That kind of technology could help prevent the Germanwings crash last month from happening again. Investigators believe that the co-pilot, Andreas Lubitz, locked the captain out of the cockpit and deliberately crashed the plane into the French Alps on March 24, killing all 150 people aboard.
"We have to think past today's technology," Klaus Dieter Scheurle, head of the Deutsche Flugsicherung – Germany’s air traffic control authority — said at a news conference on Wednesday in Berlin.
By having remote access to the plane, someone on the ground could take over during an emergency and land the plane safely. "I wouldn't say it's the simplest solution though," he said, but it could be done.
However, pilots are skeptical, saying such a system could be open to abuse.
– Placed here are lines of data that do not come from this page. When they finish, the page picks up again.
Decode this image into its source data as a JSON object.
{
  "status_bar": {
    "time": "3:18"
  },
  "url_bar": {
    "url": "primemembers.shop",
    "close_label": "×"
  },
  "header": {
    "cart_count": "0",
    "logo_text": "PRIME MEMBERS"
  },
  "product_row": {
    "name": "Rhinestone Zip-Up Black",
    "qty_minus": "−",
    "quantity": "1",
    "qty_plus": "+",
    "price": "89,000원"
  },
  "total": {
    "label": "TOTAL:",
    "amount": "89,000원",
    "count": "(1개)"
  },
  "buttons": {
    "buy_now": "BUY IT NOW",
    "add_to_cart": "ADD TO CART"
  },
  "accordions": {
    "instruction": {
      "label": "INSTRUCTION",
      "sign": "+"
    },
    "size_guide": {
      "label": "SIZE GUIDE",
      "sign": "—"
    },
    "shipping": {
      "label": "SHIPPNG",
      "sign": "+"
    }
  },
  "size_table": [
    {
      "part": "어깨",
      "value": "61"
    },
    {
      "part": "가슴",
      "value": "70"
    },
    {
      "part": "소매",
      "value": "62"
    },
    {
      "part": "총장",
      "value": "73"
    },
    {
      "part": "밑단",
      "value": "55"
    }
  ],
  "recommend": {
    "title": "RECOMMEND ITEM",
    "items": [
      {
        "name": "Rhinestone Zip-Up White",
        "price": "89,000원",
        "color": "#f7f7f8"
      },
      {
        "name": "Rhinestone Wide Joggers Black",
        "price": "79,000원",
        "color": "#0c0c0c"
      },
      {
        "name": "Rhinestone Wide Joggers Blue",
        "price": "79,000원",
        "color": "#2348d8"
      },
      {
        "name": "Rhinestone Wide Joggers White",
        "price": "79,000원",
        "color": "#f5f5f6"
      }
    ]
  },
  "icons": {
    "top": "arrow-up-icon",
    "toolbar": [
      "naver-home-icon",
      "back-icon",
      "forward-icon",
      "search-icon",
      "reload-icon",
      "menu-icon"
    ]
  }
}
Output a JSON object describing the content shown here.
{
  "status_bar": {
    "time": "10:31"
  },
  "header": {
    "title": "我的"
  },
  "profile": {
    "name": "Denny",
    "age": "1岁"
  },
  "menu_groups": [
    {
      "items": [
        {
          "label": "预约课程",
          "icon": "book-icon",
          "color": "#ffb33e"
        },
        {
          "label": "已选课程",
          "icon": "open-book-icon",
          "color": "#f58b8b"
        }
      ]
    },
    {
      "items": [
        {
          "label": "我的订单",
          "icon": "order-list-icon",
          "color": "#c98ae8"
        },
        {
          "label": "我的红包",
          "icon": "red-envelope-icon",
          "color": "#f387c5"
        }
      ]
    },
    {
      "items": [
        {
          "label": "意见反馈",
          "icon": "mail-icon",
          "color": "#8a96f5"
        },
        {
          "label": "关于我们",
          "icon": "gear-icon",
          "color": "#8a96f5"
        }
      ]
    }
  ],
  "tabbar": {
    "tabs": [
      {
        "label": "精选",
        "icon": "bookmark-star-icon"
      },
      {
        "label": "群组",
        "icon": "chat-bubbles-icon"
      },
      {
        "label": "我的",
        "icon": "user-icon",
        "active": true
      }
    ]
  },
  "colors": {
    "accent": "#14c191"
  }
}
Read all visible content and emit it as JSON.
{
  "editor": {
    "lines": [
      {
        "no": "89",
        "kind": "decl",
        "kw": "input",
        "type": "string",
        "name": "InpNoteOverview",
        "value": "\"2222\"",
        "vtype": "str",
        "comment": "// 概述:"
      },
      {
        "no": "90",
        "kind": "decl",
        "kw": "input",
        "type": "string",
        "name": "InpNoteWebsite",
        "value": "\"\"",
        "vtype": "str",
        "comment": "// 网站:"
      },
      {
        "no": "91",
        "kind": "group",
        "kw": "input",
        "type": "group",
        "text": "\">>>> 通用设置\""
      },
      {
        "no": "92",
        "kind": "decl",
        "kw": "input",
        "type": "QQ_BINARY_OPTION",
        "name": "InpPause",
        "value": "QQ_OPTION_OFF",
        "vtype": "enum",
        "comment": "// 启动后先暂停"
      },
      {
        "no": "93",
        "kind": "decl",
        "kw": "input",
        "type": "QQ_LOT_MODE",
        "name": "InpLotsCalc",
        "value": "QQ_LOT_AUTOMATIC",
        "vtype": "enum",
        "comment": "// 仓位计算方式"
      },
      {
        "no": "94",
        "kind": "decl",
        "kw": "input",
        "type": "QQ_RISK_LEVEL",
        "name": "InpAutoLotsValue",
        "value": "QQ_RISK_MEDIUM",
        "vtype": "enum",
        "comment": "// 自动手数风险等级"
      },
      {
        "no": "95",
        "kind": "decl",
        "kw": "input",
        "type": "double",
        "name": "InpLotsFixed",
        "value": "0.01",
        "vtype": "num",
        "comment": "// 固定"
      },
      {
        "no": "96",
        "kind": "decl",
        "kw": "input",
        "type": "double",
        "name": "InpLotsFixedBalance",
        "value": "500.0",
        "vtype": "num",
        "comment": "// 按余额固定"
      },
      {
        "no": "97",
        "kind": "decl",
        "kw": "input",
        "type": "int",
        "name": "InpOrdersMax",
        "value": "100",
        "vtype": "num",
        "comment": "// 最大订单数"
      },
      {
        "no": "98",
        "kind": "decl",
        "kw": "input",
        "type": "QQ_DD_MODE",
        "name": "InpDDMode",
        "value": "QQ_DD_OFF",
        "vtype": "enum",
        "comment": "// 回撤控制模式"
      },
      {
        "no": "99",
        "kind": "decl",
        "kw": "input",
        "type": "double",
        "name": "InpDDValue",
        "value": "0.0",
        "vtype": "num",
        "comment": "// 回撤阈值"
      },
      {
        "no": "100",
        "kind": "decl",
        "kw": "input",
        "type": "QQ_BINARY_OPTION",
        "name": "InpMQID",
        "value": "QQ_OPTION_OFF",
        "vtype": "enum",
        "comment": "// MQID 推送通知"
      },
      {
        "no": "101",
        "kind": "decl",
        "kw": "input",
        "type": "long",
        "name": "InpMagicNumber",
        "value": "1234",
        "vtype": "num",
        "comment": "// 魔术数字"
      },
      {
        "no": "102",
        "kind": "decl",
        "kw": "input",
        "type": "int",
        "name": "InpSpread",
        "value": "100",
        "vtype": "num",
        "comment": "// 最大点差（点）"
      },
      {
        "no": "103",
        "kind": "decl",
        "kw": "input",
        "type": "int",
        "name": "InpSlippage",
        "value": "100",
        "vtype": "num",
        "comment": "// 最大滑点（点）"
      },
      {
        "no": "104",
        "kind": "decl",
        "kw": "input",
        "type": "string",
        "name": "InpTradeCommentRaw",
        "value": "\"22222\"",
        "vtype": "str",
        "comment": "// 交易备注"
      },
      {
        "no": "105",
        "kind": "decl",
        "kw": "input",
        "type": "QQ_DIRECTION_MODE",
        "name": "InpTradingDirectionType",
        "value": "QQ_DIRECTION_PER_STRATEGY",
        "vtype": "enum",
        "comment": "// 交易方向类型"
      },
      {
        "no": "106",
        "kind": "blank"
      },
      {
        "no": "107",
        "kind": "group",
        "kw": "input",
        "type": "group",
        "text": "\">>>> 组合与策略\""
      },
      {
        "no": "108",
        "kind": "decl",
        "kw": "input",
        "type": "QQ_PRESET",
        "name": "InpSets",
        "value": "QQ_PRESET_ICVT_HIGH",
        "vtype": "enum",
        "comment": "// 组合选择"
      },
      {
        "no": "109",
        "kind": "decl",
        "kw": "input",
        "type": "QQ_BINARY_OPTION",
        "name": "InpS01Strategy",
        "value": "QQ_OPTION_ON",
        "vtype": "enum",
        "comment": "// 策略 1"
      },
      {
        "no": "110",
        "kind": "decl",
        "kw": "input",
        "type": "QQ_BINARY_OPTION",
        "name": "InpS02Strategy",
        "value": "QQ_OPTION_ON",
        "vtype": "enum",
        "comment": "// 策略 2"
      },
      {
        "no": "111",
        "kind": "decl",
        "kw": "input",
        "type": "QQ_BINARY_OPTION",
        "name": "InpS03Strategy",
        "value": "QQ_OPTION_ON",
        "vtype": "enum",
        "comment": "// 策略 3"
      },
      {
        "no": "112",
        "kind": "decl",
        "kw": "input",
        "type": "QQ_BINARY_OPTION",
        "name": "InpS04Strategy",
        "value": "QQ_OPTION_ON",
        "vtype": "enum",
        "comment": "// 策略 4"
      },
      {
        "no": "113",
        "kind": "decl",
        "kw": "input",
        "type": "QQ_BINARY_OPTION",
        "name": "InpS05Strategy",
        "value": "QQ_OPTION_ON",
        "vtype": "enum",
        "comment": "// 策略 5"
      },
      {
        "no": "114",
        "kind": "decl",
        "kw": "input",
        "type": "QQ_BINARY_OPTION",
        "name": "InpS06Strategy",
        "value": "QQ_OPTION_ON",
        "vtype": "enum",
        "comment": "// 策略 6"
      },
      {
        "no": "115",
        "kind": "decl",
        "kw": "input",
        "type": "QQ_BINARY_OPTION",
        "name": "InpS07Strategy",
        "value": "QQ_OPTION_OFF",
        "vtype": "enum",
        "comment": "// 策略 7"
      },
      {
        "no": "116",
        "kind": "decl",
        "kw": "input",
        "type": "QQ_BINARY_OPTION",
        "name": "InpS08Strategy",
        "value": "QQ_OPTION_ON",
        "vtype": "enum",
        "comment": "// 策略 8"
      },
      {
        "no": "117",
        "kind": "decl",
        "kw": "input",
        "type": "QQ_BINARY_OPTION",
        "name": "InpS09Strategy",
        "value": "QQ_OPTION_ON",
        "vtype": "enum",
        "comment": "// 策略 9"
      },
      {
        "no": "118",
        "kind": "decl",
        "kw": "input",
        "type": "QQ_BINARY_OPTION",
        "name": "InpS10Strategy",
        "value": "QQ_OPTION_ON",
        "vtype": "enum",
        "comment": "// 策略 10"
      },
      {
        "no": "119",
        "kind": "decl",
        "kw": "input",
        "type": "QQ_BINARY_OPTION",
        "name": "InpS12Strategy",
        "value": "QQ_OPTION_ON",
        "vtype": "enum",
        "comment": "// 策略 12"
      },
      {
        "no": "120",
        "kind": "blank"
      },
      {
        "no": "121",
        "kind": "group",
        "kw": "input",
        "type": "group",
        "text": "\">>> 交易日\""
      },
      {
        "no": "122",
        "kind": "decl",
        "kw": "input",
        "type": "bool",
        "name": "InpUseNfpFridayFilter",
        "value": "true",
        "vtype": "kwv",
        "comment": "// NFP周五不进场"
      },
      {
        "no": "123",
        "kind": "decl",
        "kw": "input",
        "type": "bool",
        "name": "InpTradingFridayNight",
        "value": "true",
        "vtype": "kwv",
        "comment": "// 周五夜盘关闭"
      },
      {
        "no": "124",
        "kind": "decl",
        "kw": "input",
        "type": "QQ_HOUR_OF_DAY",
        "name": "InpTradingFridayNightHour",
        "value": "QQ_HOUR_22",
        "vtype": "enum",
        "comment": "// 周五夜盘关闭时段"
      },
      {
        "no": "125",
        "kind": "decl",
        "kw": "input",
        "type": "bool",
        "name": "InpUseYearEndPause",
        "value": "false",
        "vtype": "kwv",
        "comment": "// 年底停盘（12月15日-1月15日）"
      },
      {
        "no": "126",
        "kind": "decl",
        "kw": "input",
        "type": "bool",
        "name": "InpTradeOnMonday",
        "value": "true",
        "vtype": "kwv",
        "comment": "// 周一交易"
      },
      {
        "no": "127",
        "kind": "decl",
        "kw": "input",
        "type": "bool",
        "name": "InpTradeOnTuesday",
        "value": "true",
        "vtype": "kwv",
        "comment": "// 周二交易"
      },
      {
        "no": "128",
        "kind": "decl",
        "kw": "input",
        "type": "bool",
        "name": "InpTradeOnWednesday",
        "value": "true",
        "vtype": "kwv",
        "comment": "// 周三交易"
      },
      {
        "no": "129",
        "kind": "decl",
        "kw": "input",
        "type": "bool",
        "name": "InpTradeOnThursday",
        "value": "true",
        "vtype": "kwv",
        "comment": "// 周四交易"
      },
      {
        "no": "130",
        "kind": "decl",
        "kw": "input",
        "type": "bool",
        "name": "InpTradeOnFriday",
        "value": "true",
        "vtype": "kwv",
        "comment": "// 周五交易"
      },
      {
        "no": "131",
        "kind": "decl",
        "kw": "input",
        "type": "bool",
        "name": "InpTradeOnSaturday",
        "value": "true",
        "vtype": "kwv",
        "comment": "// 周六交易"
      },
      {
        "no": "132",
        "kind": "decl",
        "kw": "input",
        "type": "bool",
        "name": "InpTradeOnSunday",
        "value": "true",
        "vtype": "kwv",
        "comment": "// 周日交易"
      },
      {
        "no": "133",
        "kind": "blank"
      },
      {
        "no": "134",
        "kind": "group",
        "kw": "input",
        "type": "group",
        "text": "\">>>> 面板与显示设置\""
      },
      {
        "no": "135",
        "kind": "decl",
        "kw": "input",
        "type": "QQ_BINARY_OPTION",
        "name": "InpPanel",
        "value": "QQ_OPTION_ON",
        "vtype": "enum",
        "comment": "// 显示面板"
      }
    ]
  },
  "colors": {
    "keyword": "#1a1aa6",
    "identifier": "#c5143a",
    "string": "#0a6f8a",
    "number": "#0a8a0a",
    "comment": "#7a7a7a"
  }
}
German pilots' union Vereinigung Cockpit said remote control could be open to abuse.
"We also have to ask whether such a solution would really be an improvement, after all it's the pilots who are sitting in the cockpit and they're the ones with all the information," Markus Wahl, a spokesman for the German pilots union Vereinigung Cockpit told Reuters.
The British Airline Pilots' Association (BALPA) also expresses skepticism.
"We must act with careful consideration to ensure new safety risks or concerns are not created, such as those raised by the vulnerability of any form of remote control of a passenger aircraft," BALPA said in a statement.
Since the Germanwings crash, European airlines have implemented a rule that two people must be in the cockpit at all times. The US implemented that rule shortly after the 2001 terrorist attacks.